The family of Aidan Brown have thanked a critical care paramedic for saving his life after he went into cardiac arrest - an event captured by a film crew shooting a new Channel 5 documentary.
On 16th January this year, John suffered a cardiac arrest while playing squash with his friend of 40 years, Clive Fletcher.
Fortunately, Clive new how to do CPR and immediately started helping his friend until the staff at the Bert Williams Leisure Centre in Bilston took over and used the defibrillator they have at the centre on John.
Two ambulance crews, a paramedic officer and Aidan on the Midlands Air Ambulance Critical Care Car were all sent to the scene. The incident was shown on Episode two of the programme which went out on Monday evening.

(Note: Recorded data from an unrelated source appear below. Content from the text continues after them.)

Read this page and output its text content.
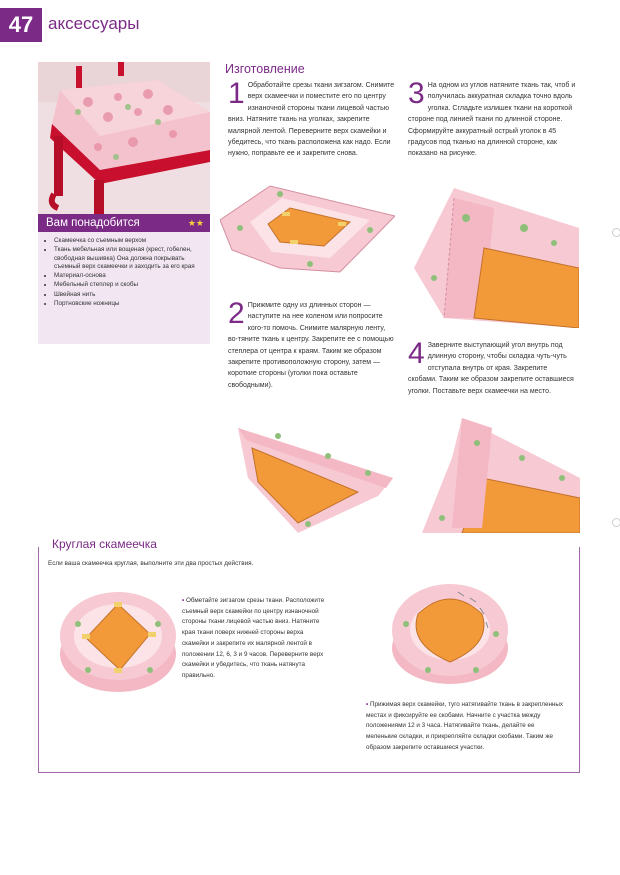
47 аксессуары
Вам понадобится	★★
• Скамеечка со съемным верхом
• Ткань мебельная или вощеная (крест, гобелен, свободная вышивка) Она должна покрывать съемный верх скамеечки и заходить за его края
• Материал-основа
• Мебельный степлер и скобы
• Швейная нить
• Портновские ножницы
Изготовление
1 Обработайте срезы ткани зигзагом. Снимите верх скамеечки и поместите его по центру изнаночной стороны ткани лицевой частью вниз. Натяните ткань на уголках, закрепите малярной лентой. Переверните верх скамейки и убедитесь, что ткань расположена как надо. Если нужно, поправьте ее и закрепите снова.
3 На одном из углов натяните ткань так, чтоб и получилась аккуратная складка точно вдоль уголка. Сгладьте излишек ткани на короткой стороне под линией ткани по длинной стороне. Сформируйте аккуратный острый уголок в 45 градусов под тканью на длинной стороне, как показано на рисунке.
2 Прижмите одну из длинных сторон — наступите на нее коленом или попросите кого-то помочь. Снимите малярную ленту, во-тяните ткань к центру. Закрепите ее с помощью степлера от центра к краям. Таким же образом закрепите противоположную сторону, затем — короткие стороны (уголки пока оставьте свободными).
4 Заверните выступающий угол внутрь под длинную сторону, чтобы складка чуть-чуть отступала внутрь от края. Закрепите скобами. Таким же образом закрепите оставшиеся уголки. Поставьте верх скамеечки на место.
Круглая скамеечка
Если ваша скамеечка круглая, выполните эти два простых действия.
• Обметайте зигзагом срезы ткани. Расположите съемный верх скамейки по центру изнаночной стороны ткани лицевой частью вниз. Натяните края ткани поверх нижней стороны верха скамейки и закрепите их малярной лентой в положении 12, 6, 3 и 9 часов. Переверните верх скамейки и убедитесь, что ткань натянута правильно.
• Прижимая верх скамейки, туго натягивайте ткань в закрепленных местах и фиксируйте ее скобами. Начните с участка между положениями 12 и 3 часа. Натягивайте ткань, делайте ее меленькие складки, и прикрепляйте складки скобами. Таким же образом закрепите оставшиеся участки.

Off the back of the programme, John’s daughter Georgia posted a picture on her Instagram account of her and John along with his son Chris and wife Di, thanking everyone for saving her Dad’s life. She said:
“Thank God he was somewhere that had access to a defib otherwise it could’ve been a completely different story. We are so grateful that he is here to tell the tale. The chances of survival for an out of hospital cardiac arrest is less than 1 in 10 so he is so so lucky.
“A massive thank you to Clive, the leisure centre staff, the team from WMAS and Midlands Air Ambulance along with the staff at New Cross Hospital for looking after him through his surgery, where he had four stents fitted!
“When we watched the programme it was hard viewing but it was a lovely touch to see CCP Aidan thank the leisure centre staff as they took Dad to the ambulance. Really lovely.”
Assistant Chief Ambulance Officer, Nick Henry, added: “Aidan was absolutely right; the quick reaction of Clive and the leisure centre staff absolutely saved John’s life.
“For every minute after a cardiac arrest where no-one is doing CPR, the person’s chance of survival drops by 10%! It is therefore absolutely vital that someone starts CPR as soon as possible.
“Equally, having the defib close at hand will make a massive difference too. It’s one of the reasons we want to see numbers of publicly accessible defibs rise as much as possible.
“John is now getting to spend time with his family because some started CPR quickly and a defib was close at hand. Think how many more lives could be saved if everyone knew CPR and there were many more publicly accessible defibs around our villages, towns and cities.”